American society is known to be a litigious one, a stereotype that author David M. Engel sought to dispel in his book, “The Myth of the Litigious Society: Why We Don’t Sue.” A large factor in that American stereotype is likely the sort of media coverage given to certain sensational lawsuits.
Just recently, personal product maker Johnson & Johnson was in a Reuters report after it used in its defense, a recent U.S. Supreme Court ruling. That ruling says state courts are not allowed to hear claims cases involving out-of-state parties if the alleged injuries did not happen in the state. One judge already declared a mistrial in one J&J lawsuit since the plaintiffs came from out-of-state.
The ruling will likely be used by J&J to its advantage as it faces more than $300 million in verdicts from talc-related lawsuits.
There was an earlier lawsuit that Johnson & Johnson lost. In February 2016, a court found the company guilty of “negligence, conspiracy and failure” to warn women against the cancer risk talcum powder brings. The court ordered $72 million paid to the kin of the plaintiff, who died of ovarian cancer.
It should be noted that the verdict did not establish scientific proof that talcum powder does cause cancer; merely that J&J failed to warn consumers about the risk.
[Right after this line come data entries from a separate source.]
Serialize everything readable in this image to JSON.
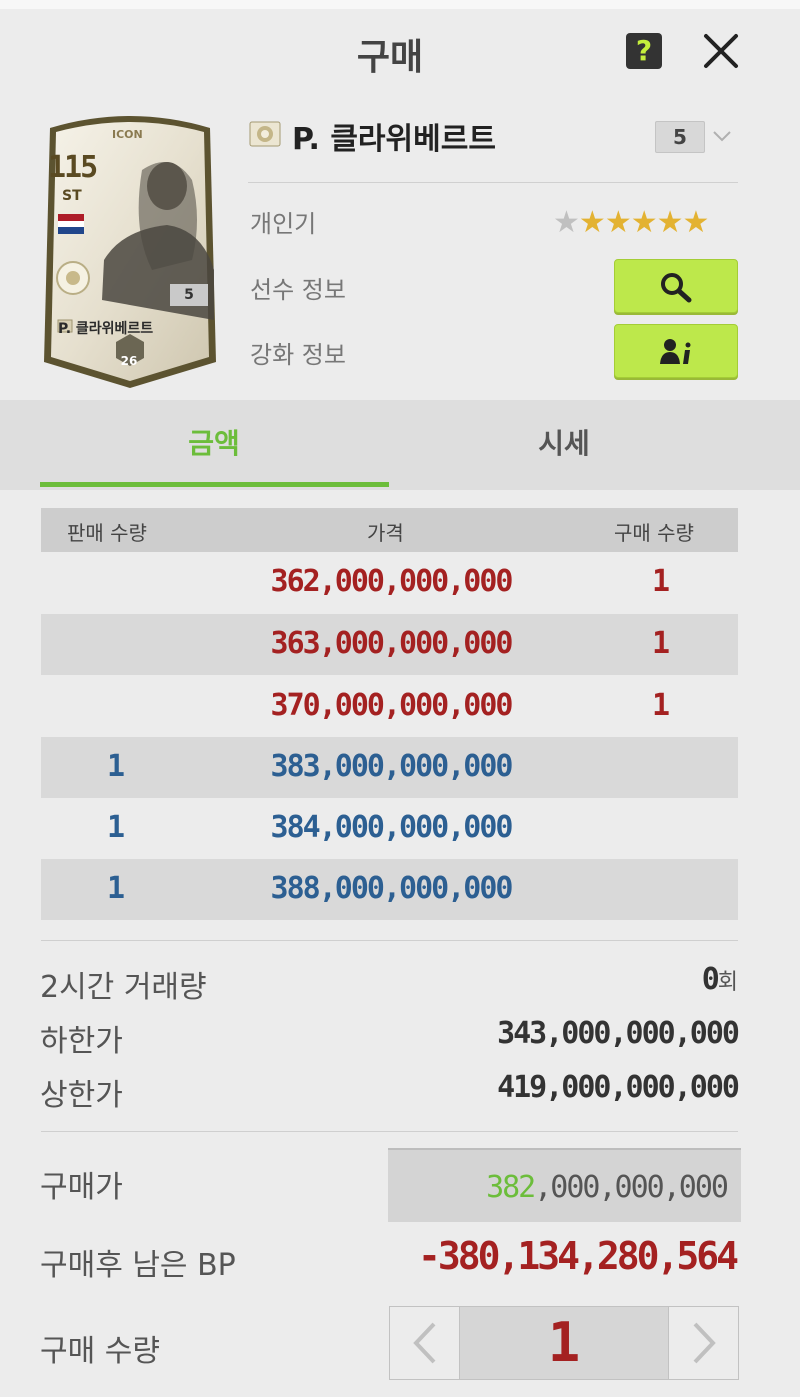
{
  "header": {
    "title": "구매",
    "help_label": "?"
  },
  "card": {
    "ovr": "115",
    "position": "ST",
    "badge": "ICON",
    "level": "5",
    "name": "P. 클라위베르트",
    "season": "26",
    "nationality_flag": "netherlands-flag"
  },
  "player": {
    "name": "P. 클라위베르트",
    "level": "5",
    "popularity_label": "개인기",
    "popularity_stars": 5,
    "max_stars": 6,
    "info_label": "선수 정보",
    "enhance_label": "강화 정보",
    "info_button_icon": "search-icon",
    "enhance_button_icon": "person-info-icon"
  },
  "tabs": [
    {
      "label": "금액",
      "active": true
    },
    {
      "label": "시세",
      "active": false
    }
  ],
  "table": {
    "headers": {
      "sell_qty": "판매 수량",
      "price": "가격",
      "buy_qty": "구매 수량"
    },
    "rows": [
      {
        "sell": "",
        "price": "362,000,000,000",
        "buy": "1",
        "color": "red"
      },
      {
        "sell": "",
        "price": "363,000,000,000",
        "buy": "1",
        "color": "red"
      },
      {
        "sell": "",
        "price": "370,000,000,000",
        "buy": "1",
        "color": "red"
      },
      {
        "sell": "1",
        "price": "383,000,000,000",
        "buy": "",
        "color": "blue"
      },
      {
        "sell": "1",
        "price": "384,000,000,000",
        "buy": "",
        "color": "blue"
      },
      {
        "sell": "1",
        "price": "388,000,000,000",
        "buy": "",
        "color": "blue"
      }
    ]
  },
  "stats": {
    "volume_label": "2시간 거래량",
    "volume_value": "0",
    "volume_unit": "회",
    "min_label": "하한가",
    "min_value": "343,000,000,000",
    "max_label": "상한가",
    "max_value": "419,000,000,000"
  },
  "purchase": {
    "price_label": "구매가",
    "price_prefix": "382",
    "price_suffix": ",000,000,000",
    "remaining_label": "구매후 남은 BP",
    "remaining_value": "-380,134,280,564",
    "qty_label": "구매 수량",
    "qty_value": "1",
    "prev_label": "‹",
    "next_label": "›"
  },
  "colors": {
    "accent_green": "#6cbd3b",
    "button_green": "#bde84b",
    "price_red": "#a42121",
    "price_blue": "#2c5f92",
    "star_gold": "#e3b232"
  }
}
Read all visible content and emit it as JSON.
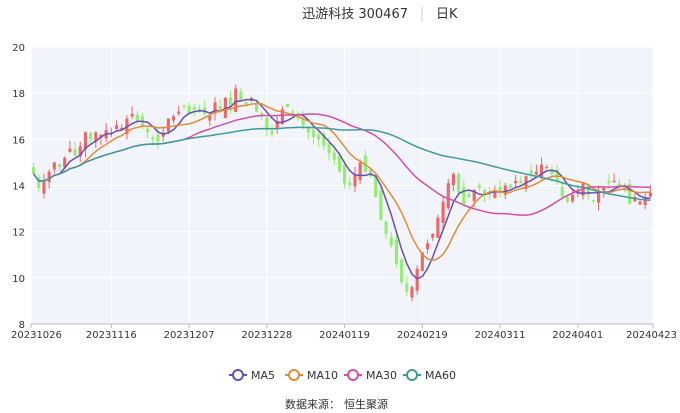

The American Cancer Society says that evidence for cancer risk in talcum powder is mixed.
In the same vein, tobacco company Philip Morris was ordered to pay nearly $29 billion in punitive and compensatory damages in 2002. A court ruled the company failed to warn consumers about tobacco health risks. Another sensational case involved breast implant maker Dow Corning in 1998. A class action suit alleged that the company’s silicone breast implants were rupturing and causing bodily damage, and even death. Dow Corning settled the case for $2 billion.
Now, with the new US Supreme Court ruling, plaintiffs and their personal injury lawyers will have to rethink their strategies on how to hold companies liable for violations.